Gain an overview of the latest developments on the currency market and anticipate fluctuation risks.
High: 1.1075 / Low: 1.0805 / Change: -2.5%
To understand what happened on currencies in February, simply look at the movements of the dollar index, which measures the value of the US dollar against a basket of major currencies. The dollar index has increased steadily and is nearing 100. Risk aversion related to the Chinese coronavirus has prompted the market to short the dollar and move away from currencies considered to be at risk, such as the euro. Over February, the euro has lost almost 2.50% and nearly 3.60% year to date. This decline in the euro, which is bound to continue, is due to two factors: the political uncertainty surrounding Chancellor Merkel’s succession and, above all, expectations that Europe will be severely affected by the economic consequences of the coronavirus and the slowdown in China. The downward movement of the euro is undeniably excessive, but at this stage, there is no hope of a rebound on the horizon. As long as economic uncertainty persists in connection with the global epidemic, the dollar will remain the most sought-after currency on the FX market.
High: 0.8536 / Low: 0.8333 / Change: -1.5%
The euro has also experienced a series of misfortunes in recent weeks against the pound sterling with a monthly decline of around 1.50%. The UK’s good indicators for January, in contrast with indicators in Germany that continue to be worrisome, as well as the renewed visibility of Brexit, contributed to a rise in the British currency. The next true test for the pound sterling will be on 11 March with the presentation of the budget by the new Chancellor of the Exchequer. The market expects a stimulus budget, particularly for infrastructure, which could further boost the UK economy during this transition period. Given the UK’s recent figures, we do not expect the Bank of England to cut interest rates in the near future.
High: 121.35 / Low: 119.03 / Change: -0.8%
In January, the euro had already lost 1.5% against the Japanese yen.
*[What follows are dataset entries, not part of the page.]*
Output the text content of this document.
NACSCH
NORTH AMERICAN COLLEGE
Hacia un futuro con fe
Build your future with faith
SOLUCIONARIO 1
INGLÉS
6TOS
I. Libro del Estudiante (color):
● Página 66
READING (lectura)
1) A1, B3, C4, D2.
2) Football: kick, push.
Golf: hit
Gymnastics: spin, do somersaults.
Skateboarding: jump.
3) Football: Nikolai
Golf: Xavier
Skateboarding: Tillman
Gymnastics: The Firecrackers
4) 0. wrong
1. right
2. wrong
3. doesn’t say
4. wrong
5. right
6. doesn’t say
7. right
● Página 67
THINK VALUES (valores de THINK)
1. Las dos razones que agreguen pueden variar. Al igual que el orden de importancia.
The single currency’s losses worsened in February with a decline of around 0.8%. The yen benefited fully from its safe-haven status during this period of uncertainty despite mainland Japan’s economic setbacks. The latest figures show that the VAT hike decided last autumn depressed economic activity, raising fears of a recession in 2020. However, as we know, Japan’s figures generally have little effect on the exchange rate of the yen. The change in risk perception is paramount for this currency. As things stand, no one can deny that the FX market is in risk aversion mode.
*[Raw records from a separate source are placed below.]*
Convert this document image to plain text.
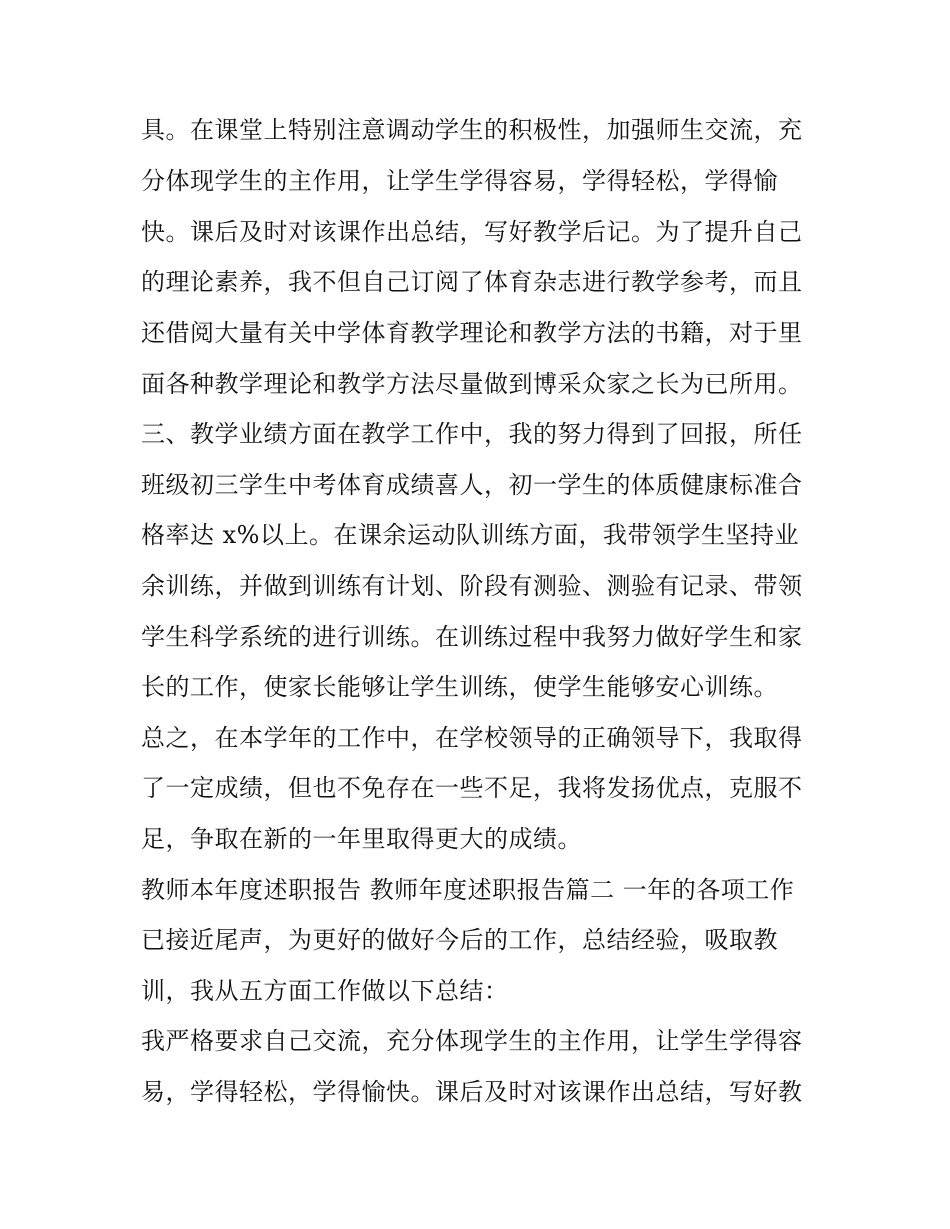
具。在课堂上特别注意调动学生的积极性，加强师生交流，充
分体现学生的主作用，让学生学得容易，学得轻松，学得愉
快。课后及时对该课作出总结，写好教学后记。为了提升自己
的理论素养，我不但自己订阅了体育杂志进行教学参考，而且
还借阅大量有关中学体育教学理论和教学方法的书籍，对于里
面各种教学理论和教学方法尽量做到博采众家之长为已所用。
三、教学业绩方面在教学工作中，我的努力得到了回报，所任
班级初三学生中考体育成绩喜人，初一学生的体质健康标准合
格率达 x%以上。在课余运动队训练方面，我带领学生坚持业
余训练，并做到训练有计划、阶段有测验、测验有记录、带领
学生科学系统的进行训练。在训练过程中我努力做好学生和家
长的工作，使家长能够让学生训练，使学生能够安心训练。
总之，在本学年的工作中，在学校领导的正确领导下，我取得
了一定成绩，但也不免存在一些不足，我将发扬优点，克服不
足，争取在新的一年里取得更大的成绩。
教师本年度述职报告 教师年度述职报告篇二 一年的各项工作
已接近尾声，为更好的做好今后的工作，总结经验，吸取教
训，我从五方面工作做以下总结：
我严格要求自己交流，充分体现学生的主作用，让学生学得容
易，学得轻松，学得愉快。课后及时对该课作出总结，写好教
High: 1.0727 / Low: 1.0627 / Change: -1.10%
The Swiss National Bank (SNB) has not yet said its last word. Since January, the Bank has stepped up its FX market intervention very sharply, as can be seen from overnight deposits with the SNB, in order to limit the appreciation of the Swiss franc. Over February, however, the euro lost even more ground (-1.10%), but this decline would have been much more massive without the SNB’s intervention. For the time being, EUR/CHF seems to be stabilising around 1.06, but downward pressures could drive it towards 1.05 due to the numerous international risks.
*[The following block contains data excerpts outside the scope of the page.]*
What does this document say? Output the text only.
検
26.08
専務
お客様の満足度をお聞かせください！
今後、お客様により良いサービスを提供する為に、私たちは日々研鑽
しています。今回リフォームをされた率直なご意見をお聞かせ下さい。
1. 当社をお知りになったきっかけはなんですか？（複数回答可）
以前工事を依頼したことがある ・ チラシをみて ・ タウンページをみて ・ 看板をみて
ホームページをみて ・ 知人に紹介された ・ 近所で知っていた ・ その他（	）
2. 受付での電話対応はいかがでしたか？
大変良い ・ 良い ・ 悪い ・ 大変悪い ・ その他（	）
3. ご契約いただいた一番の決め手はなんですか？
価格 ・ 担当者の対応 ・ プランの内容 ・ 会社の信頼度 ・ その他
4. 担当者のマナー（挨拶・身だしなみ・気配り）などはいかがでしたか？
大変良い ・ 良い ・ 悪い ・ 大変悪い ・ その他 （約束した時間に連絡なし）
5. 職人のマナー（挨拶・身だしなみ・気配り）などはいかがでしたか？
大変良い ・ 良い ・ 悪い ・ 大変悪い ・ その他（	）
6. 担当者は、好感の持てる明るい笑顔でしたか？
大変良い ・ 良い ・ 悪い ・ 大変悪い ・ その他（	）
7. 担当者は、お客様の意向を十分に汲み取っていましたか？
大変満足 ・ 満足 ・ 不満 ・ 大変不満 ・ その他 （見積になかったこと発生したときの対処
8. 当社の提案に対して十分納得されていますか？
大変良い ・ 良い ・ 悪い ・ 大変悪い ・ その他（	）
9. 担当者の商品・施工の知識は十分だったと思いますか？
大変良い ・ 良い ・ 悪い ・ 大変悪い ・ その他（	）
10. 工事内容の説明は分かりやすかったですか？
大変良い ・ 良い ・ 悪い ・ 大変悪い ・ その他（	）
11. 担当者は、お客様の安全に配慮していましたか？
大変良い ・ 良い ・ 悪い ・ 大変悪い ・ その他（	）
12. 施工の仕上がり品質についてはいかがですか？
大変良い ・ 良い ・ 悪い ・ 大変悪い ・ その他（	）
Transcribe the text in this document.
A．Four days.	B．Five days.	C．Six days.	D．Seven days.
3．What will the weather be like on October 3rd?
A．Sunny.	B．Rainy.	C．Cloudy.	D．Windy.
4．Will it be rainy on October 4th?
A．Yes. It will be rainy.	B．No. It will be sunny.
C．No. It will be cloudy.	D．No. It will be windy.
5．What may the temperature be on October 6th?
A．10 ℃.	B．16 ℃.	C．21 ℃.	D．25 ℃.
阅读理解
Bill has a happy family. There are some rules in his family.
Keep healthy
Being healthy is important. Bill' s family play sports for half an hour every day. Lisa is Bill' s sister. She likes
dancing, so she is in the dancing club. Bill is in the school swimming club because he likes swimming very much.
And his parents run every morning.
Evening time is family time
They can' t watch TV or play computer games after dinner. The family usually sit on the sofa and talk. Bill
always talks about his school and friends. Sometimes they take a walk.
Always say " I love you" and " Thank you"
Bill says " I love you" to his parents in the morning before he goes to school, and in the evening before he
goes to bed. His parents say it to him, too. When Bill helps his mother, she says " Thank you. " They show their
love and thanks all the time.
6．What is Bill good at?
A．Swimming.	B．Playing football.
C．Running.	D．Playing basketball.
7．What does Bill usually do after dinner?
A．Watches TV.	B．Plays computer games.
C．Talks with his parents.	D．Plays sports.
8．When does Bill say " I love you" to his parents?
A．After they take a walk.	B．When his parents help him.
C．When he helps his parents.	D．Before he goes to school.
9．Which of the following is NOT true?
High: 1.4714 / Low: 1.4313 / Change: -1.10%
The euro also ended on a negative note against the Canadian dollar in February with a decline of 1.10%. Favourable data from the Canadian labour market as well as inflation remaining contained near the central bank’s target continue to support the DAC in the FX market, as was the case in January. Given Canada’s economic conditions, an interest rate cut by the Bank of Canada, which had been mentioned for some time, seems to be ruled out. We expect the central bank to keep its rate unchanged at its meeting on 4 March.